52. İncelenen başvuruda yargılama sürecinde silahların eşitliği ilkesinin ihlal edildiği sonucuna varılmıştır. Dolayısıyla somut başvuruda ihlalin mahkeme kararından kaynaklandığı anlaşılmaktadır.
53. Bu durumda silahların eşitliği ilkesinin ihlalinin sonuçlarının ortadan kaldırılması için yeniden yargılama yapılmasında hukuki yarar bulunmaktadır. Yapılacak yeniden yargılama ise bireysel başvuruya özgü düzenleme içeren 6216 sayılı Kanun'un 50. maddesinin (2) numaralı fıkrasına göre ihlalin ve sonuçlarının ortadan kaldırılmasına yöneliktir. Bu kapsamda yapılması gereken iş, yeniden yargılama kararı verilerek Anayasa Mahkemesini ihlal sonucuna ulaştıran nedenleri gideren, ihlal kararında belirtilen ilkelere uygun yeni bir karar verilmesinden ibarettir. Bu sebeple kararın bir örneğinin yeniden yargılama yapılmak üzere ilgili mahkemeye gönderilmesine karar verilmesi gerekir.
54. Silahların eşitliği ilkesinin ihlalinin sonuçlarının ortadan kaldırılması için yeniden yargılama yapılmasında hukuki yarar bulunduğu sonucuna varıldığından tazminat talebinin reddine karar verilmesi gerekir.
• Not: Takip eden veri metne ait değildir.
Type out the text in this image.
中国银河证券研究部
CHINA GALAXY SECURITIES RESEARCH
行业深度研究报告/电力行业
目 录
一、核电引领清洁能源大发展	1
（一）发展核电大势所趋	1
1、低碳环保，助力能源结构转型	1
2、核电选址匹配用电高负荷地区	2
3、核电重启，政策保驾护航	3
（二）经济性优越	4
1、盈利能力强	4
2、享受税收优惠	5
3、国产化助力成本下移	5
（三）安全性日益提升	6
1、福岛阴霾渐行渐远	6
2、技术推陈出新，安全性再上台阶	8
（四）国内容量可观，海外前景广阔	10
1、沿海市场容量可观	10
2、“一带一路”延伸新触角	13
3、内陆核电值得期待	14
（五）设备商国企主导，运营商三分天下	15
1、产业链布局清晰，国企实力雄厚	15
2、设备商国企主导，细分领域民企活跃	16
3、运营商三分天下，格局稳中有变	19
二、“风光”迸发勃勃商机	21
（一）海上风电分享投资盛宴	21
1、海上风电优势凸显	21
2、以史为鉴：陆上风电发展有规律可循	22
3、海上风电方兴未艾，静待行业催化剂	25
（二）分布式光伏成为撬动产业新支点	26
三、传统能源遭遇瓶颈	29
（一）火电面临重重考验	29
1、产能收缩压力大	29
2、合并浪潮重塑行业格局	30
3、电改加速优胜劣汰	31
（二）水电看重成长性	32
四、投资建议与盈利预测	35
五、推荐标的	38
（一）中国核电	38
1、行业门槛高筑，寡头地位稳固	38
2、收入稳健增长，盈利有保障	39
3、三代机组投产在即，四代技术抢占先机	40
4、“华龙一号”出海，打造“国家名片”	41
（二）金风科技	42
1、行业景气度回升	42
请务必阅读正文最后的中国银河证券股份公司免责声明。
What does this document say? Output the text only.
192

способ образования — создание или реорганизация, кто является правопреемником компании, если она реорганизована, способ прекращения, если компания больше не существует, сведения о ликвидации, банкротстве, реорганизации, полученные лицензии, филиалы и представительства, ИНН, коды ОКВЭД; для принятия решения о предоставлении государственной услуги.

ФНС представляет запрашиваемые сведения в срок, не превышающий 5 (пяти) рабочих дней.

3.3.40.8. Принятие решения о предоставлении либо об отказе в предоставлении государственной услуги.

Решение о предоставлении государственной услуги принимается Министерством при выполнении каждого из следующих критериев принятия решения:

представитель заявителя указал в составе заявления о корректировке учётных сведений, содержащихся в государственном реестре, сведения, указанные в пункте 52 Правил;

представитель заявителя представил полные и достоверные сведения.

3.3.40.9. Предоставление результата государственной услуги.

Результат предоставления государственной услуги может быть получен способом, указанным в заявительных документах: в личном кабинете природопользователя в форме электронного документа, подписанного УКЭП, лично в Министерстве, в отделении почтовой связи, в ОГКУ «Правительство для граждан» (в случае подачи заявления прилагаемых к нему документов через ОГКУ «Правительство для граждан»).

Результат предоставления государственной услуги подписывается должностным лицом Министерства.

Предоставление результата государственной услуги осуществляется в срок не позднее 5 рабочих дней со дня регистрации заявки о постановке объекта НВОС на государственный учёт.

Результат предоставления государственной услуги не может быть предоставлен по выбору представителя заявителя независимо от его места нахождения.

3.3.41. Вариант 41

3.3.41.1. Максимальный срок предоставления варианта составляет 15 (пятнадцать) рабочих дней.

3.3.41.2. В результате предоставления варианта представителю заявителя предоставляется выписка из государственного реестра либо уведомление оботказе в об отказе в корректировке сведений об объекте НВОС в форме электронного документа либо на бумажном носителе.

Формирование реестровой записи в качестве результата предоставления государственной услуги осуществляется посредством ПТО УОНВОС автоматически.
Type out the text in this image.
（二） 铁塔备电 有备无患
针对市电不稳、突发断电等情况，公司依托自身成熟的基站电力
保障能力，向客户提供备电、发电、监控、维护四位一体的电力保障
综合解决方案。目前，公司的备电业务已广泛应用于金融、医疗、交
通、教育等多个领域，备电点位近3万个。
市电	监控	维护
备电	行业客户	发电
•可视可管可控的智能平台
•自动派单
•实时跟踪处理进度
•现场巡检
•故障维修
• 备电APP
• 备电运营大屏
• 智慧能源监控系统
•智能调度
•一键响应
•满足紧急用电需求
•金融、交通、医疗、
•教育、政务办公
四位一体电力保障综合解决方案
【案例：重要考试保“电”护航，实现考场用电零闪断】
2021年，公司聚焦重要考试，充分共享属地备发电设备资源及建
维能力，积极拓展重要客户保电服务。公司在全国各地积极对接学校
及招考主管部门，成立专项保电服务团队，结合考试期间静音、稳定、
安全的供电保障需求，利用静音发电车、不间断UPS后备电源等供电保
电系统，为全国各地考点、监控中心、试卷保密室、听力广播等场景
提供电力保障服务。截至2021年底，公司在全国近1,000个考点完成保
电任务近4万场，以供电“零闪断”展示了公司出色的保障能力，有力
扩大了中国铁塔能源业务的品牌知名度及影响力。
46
55. Dosyadaki belgelerden tespit edilen 294,70 TL harç ve 3.600 TL vekâlet ücretinden oluşan toplam 3.894,70 TL yargılama giderinin başvurucuya ödenmesine karar verilmesi gerekir.
VI. HÜKÜM
Açıklanan gerekçelerle;
A. Silahların eşitliği ilkesinin ihlal edildiğine ilişkin iddianın KABUL EDİLEBİLİR OLDUĞUNA,
B. Anayasa'nın 36. maddesinde güvence altına alınan adil yargılanma hakkı kapsamındaki silahların eşitliği ilkesinin İHLAL EDİLDİĞİNE,
C. Kararın bir örneğinin adil yargılanma hakkı kapsamındaki silahların eşitliği ilkesinin ihlalinin sonuçlarının ortadan kaldırılması için yeniden yargılama yapılmak üzere Erzurum 2. İdare Mahkemesine (E.2016/2972, K.2017/3295) GÖNDERİLMESİNE,
D. Başvurucunun tazminat talebinin REDDİNE,
E. 294,70 TL harç ve 3.600 TL vekâlet ücretinden oluşan toplam 3.894,70 TL yargılama giderinin başvurucuya ÖDENMESİNE,
F. Ödemenin, kararın tebliğini takiben başvurucunun Hazine ve Maliye Bakanlığına başvuru tarihinden itibaren dört ay içinde yapılmasına, ödemede gecikme olması hâlinde bu sürenin sona erdiği tarihten ödeme tarihine kadar geçen süre için yasal FAİZ UYGULANMASINA,
G. Kararın bir örneğinin Adalet Bakanlığına GÖNDERİLMESİNE 13/4/2021 tarihinde OYBİRLİĞİYLE karar verildi.